给定一个整数n和k,我想创建一个大小为k的所有数组的数组,其中包含非总和为n的整数。例如,如果k = 3且n = 10我会想要
[2,2,6]
[2,6,2]
[3,3,4]
[10,0,0]
etc....
请注意,顺序很重要,这可能会使此操作更容易。我知道总共应该有n + k-1个选择k-1个数组。
我最初的想法是只具有k个嵌套循环,每个元素上的嵌套循环都将经过0到n,然后在末尾使用if语句来检查总和是否为n。但是,这似乎很笨拙且效率很低,我想知道是否有更好的方法,最好避免嵌套循环,因为我希望能够轻松调整k。也许有相关的图书馆?我正在使用Python。
这就是我对于k = 4和n = 16(糟糕)的情况:
a=0
list = []
for i in range(17):
for j in range(17-i):
for k in range(17-i-j):
for l in range(17-i-j-k):
if i+j+k+l==16:
list.append([i,j,k,l])
a += 1
答案 0 :(得分:5)
这是使用优雅的stars and bars trick的一种方法:
#uses stars and bars to enumerate k-tuples of nonnegative numbers which sum to n:
import itertools
def sums(n,k):
solutions = []
for combo in itertools.combinations(range(n+k-1),k-1):
s = [combo[0]]
for i in range(1,k-1):
s.append(combo[i]-combo[i-1]-1)
s.append(n+k-2 - combo[k-2])
solutions.append(s)
return solutions
例如,sums(10,3)的计算结果为:
[[0, 0, 10], [0, 1, 9], [0, 2, 8], [0, 3, 7], [0, 4, 6], [0, 5, 5], [0, 6, 4], [0, 7, 3], [0, 8, 2], [0, 9, 1], [0, 10, 0], [1, 0, 9], [1, 1, 8], [1, 2, 7], [1, 3, 6], [1, 4, 5], [1, 5, 4], [1, 6, 3], [1, 7, 2], [1, 8, 1], [1, 9, 0], [2, 0, 8], [2, 1, 7], [2, 2, 6], [2, 3, 5], [2, 4, 4], [2, 5, 3], [2, 6, 2], [2, 7, 1], [2, 8, 0], [3, 0, 7], [3, 1, 6], [3, 2, 5], [3, 3, 4], [3, 4, 3], [3, 5, 2], [3, 6, 1], [3, 7, 0], [4, 0, 6], [4, 1, 5], [4, 2, 4], [4, 3, 3], [4, 4, 2], [4, 5, 1], [4, 6, 0], [5, 0, 5], [5, 1, 4], [5, 2, 3], [5, 3, 2], [5, 4, 1], [5, 5, 0], [6, 0, 4], [6, 1, 3], [6, 2, 2], [6, 3, 1], [6, 4, 0], [7, 0, 3], [7, 1, 2], [7, 2, 1], [7, 3, 0], [8, 0, 2], [8, 1, 1], [8, 2, 0], [9, 0, 1], [9, 1, 0], [10, 0, 0]]
答案 1 :(得分:4)
您的问题可以通过递归解决。这样做的目的是弄清楚序列中第一个数字的可能性。然后针对每种可能性,将第一个数字固定为该值,并找到序列中所有剩余位置的所有可能性。请注意,我使用参数r而不是k。按照itertools模块的精神,这是一个生成器,每个产生的分区是一个元组,而不是您显示的列表。这些是按排序顺序产生的。

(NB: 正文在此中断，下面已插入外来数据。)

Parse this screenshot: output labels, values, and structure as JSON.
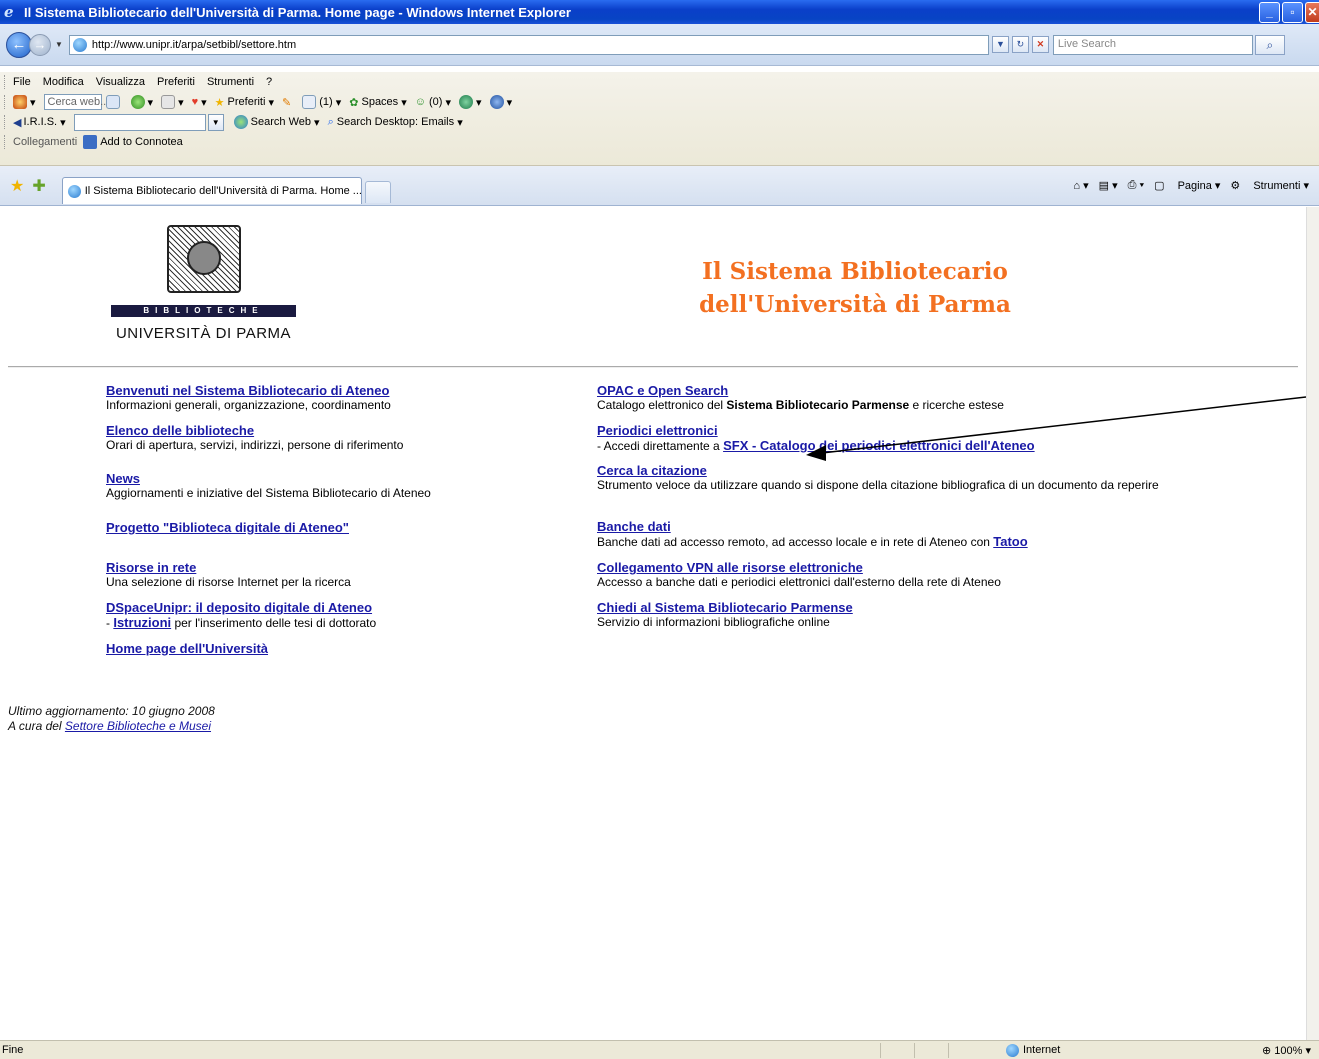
{
  "window": {
    "title": "Il Sistema Bibliotecario dell'Università di Parma. Home page - Windows Internet Explorer"
  },
  "address": {
    "url": "http://www.unipr.it/arpa/setbibl/settore.htm",
    "live_search_placeholder": "Live Search"
  },
  "menu": {
    "items": [
      "File",
      "Modifica",
      "Visualizza",
      "Preferiti",
      "Strumenti",
      "?"
    ]
  },
  "toolbar": {
    "cerca_placeholder": "Cerca web...",
    "preferiti": "Preferiti",
    "mail_count": "(1)",
    "spaces": "Spaces",
    "contacts_count": "(0)",
    "iris_label": "I.R.I.S.",
    "search_web": "Search Web",
    "search_desktop": "Search Desktop: Emails",
    "collegamenti": "Collegamenti",
    "add_to_connotea": "Add to Connotea"
  },
  "tabs": {
    "active_label": "Il Sistema Bibliotecario dell'Università di Parma. Home ...",
    "pagina": "Pagina",
    "strumenti": "Strumenti"
  },
  "page": {
    "logo_band": "BIBLIOTECHE",
    "logo_university": "UNIVERSITÀ DI PARMA",
    "title_line1": "Il Sistema Bibliotecario",
    "title_line2": "dell'Università di Parma",
    "left_column": [
      {
        "link": "Benvenuti nel Sistema Bibliotecario di Ateneo",
        "desc": "Informazioni generali, organizzazione, coordinamento"
      },
      {
        "link": "Elenco delle biblioteche",
        "desc": "Orari di apertura, servizi, indirizzi, persone di riferimento"
      },
      {
        "link": "News",
        "desc": "Aggiornamenti e iniziative del Sistema Bibliotecario di Ateneo"
      },
      {
        "link": "Progetto \"Biblioteca digitale di Ateneo\"",
        "desc": ""
      },
      {
        "link": "Risorse in rete",
        "desc": "Una selezione di risorse Internet per la ricerca"
      },
      {
        "link": "DSpaceUnipr: il deposito digitale di Ateneo",
        "desc_prefix": "- ",
        "desc_link": "Istruzioni",
        "desc": " per l'inserimento delle tesi di dottorato"
      },
      {
        "link": "Home page dell'Università",
        "desc": ""
      }
    ],
    "right_column": [
      {
        "link": "OPAC e Open Search",
        "desc_prefix": "Catalogo elettronico del ",
        "desc_bold": "Sistema Bibliotecario Parmense",
        "desc": " e ricerche estese"
      },
      {
        "link": "Periodici elettronici",
        "desc_prefix": "- Accedi direttamente a ",
        "desc_link": "SFX - Catalogo dei periodici elettronici dell'Ateneo"
      },
      {
        "link": "Cerca la citazione",
        "desc": "Strumento veloce da utilizzare quando si dispone della citazione bibliografica di un documento da reperire"
      },
      {
        "link": "Banche dati",
        "desc": "Banche dati ad accesso remoto, ad accesso locale e in rete di Ateneo con ",
        "desc_link": "Tatoo"
      },
      {
        "link": "Collegamento VPN alle risorse elettroniche",
        "desc": "Accesso a banche dati e periodici elettronici dall'esterno della rete di Ateneo"
      },
      {
        "link": "Chiedi al Sistema Bibliotecario Parmense",
        "desc": "Servizio di informazioni bibliografiche online"
      }
    ],
    "footer_updated": "Ultimo aggiornamento: 10 giugno 2008",
    "footer_curated_prefix": "A cura del ",
    "footer_curated_link": "Settore Biblioteche e Musei"
  },
  "status": {
    "text": "Fine",
    "zone": "Internet",
    "zoom": "100%"
  },
  "colors": {
    "title_orange": "#f37021",
    "link_blue": "#1a1aa6"
  }
}
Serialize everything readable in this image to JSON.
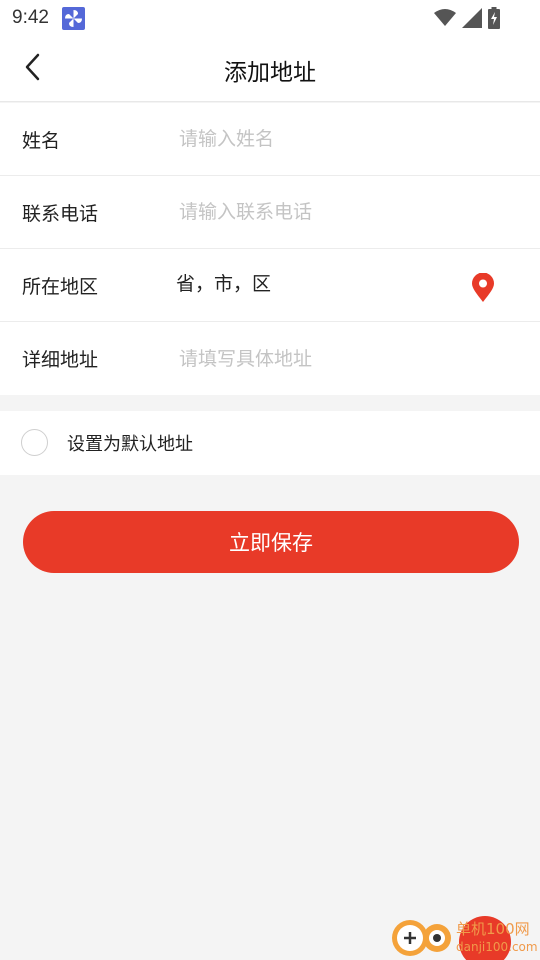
{
  "status_bar": {
    "time": "9:42",
    "icons": [
      "pinwheel-app-icon",
      "wifi-icon",
      "signal-icon",
      "battery-charging-icon"
    ]
  },
  "header": {
    "title": "添加地址",
    "back_icon": "chevron-left-icon"
  },
  "form": {
    "name": {
      "label": "姓名",
      "placeholder": "请输入姓名",
      "value": ""
    },
    "phone": {
      "label": "联系电话",
      "placeholder": "请输入联系电话",
      "value": ""
    },
    "region": {
      "label": "所在地区",
      "value": "省，市，区",
      "icon": "location-pin-icon"
    },
    "detail": {
      "label": "详细地址",
      "placeholder": "请填写具体地址",
      "value": ""
    }
  },
  "default_address": {
    "label": "设置为默认地址",
    "checked": false
  },
  "save_button": {
    "label": "立即保存"
  },
  "watermark": {
    "text": "单机100网",
    "url": "danji100.com"
  },
  "colors": {
    "accent": "#e83a28",
    "background": "#f4f4f4",
    "placeholder": "#c4c4c4"
  }
}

def partitions_nonnegative_fixed_length_ordered(n, r):
"""Generate the partitions of the nonnegative integer `n` as the
sum of `r` nonnegative integers, where the order of the integers
matters. The partitions are tuples and are generated in
lexicographic order. The number of partitions generated is
binomialcoefficient(n+r-1, r-1).
NOTE: The empty generator is returned for n=r=0, though arguably
the generator yielding just the empty tuple would satisfy
the conditions.
"""
def partitions_prefixed(prefix, n, r):
if r == 1:
yield prefix + (n,)
else:
for i in range(n + 1):
yield from partitions_prefixed(prefix + (i,), n - i, r - 1)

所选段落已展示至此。